There’s alot of “offensive” smells besides meat…should we ban all of them too for one who’s “high and mighty”?

Paint?
Burnt hair?
Intestinal gas?
Bad breath?
Burnt brussel sprouts? (my personal pet peeve)
yadda, yadda, yadda…

I think that just one person should be “sucking it up” so others can do something that is still legal, rather than one person expecting others to “suck it up” for himself only.

Thoughts of Monty Python’s skit “SPAM” permeates through my mind… :smiley:

If you become as successful as Paul McCartney, I bet a “No Brussel Sprout” clause would be fairly straightforward. :wink:

Two weeks too long, mon cherie. Again, your approval of what’s being served and what PM forcefully advocates has nothing to do with any legal right a worker can shove down his gullet.

I have a brother-in-law that is 7th Day Adventist and sticks to his vegetarian diet faithfully and I respect him for that, just like he does for me and my omnivore diet. Even at his house, we can bring meat dishes if we so chose to compliment his vegetarian dishes and nobody bitches about anyone’s eating habits. It’s all about tolerance, and we get it.

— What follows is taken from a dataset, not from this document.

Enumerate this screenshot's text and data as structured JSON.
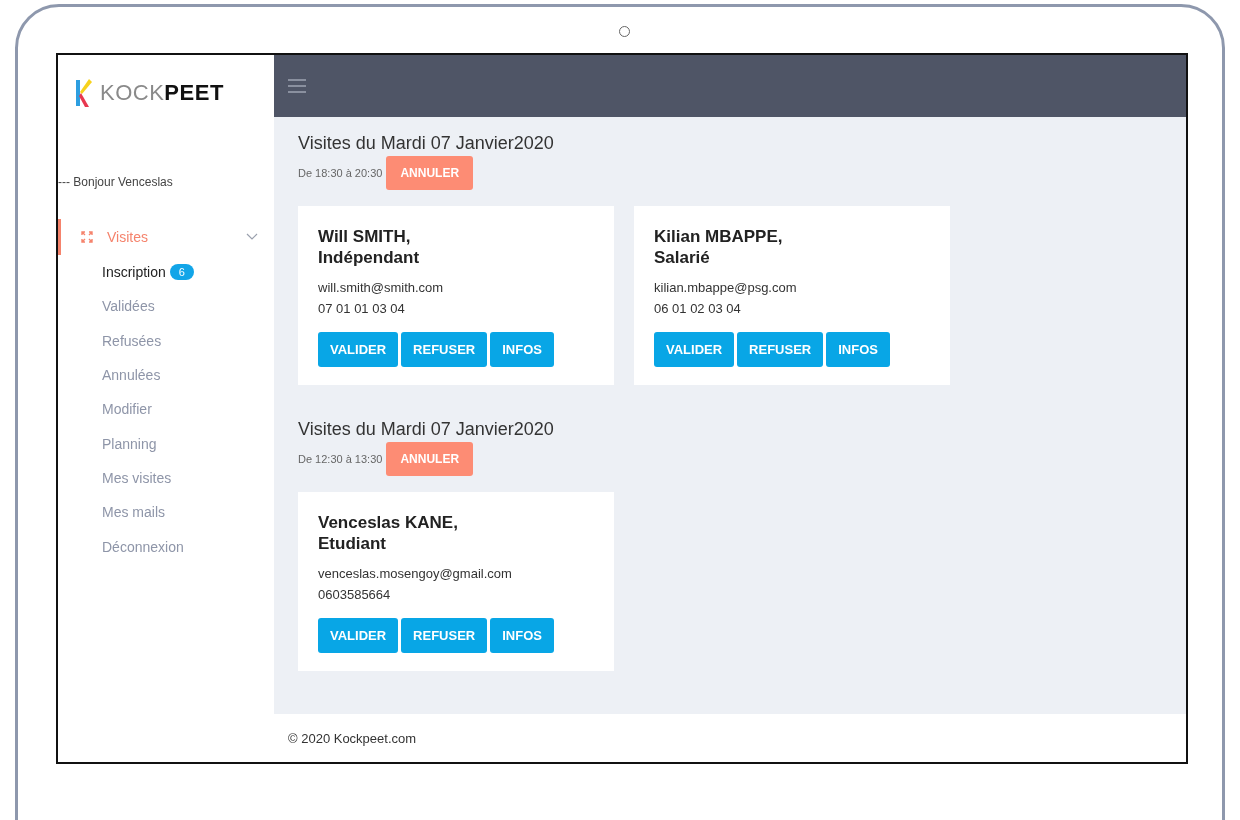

Paul is the real sissy here, because “tolerance” his not in his vocabulary. And based on Cornflakes description of stage crews, I think that Paul isn’t really the boss, he’s the client in a contract with an idependent contractor.

I have my success, but I am not popular like he is, and I’m glad that I’m not…even if I was, I would not be petty enough to enforce a “No Brussel Sprout” rule in the workplace…I would learn to deal with it, just like I deal with the burnt popcorn smell that happens here on a weekly basis here at the office.

  1. I never said I approved of what PM was feeding them. I said that it was nutritionally complete. Additionally, I said that as Paul is the boss, he can dictate what is and isn’t served on his job-site.

Frankly, I think the man should throw the poor workers a bone, so to speak, and at least allow them to bring in a tuna-fish sandwhich if that’s what they like, but I’m not Paul, I’m not paying the bills, and I’m not allowed to decide. He is.

  1. This particular situation is occuring in Oslo, Norway. I’m not familiar with Norweigian work standards. Are you? If so, please cite the relevant portions that dictate that food choices are a protected area.

If it turns out that PM is breaking the law or violating a Norwigian labor code, well, then the appropriate authorities should be contacted.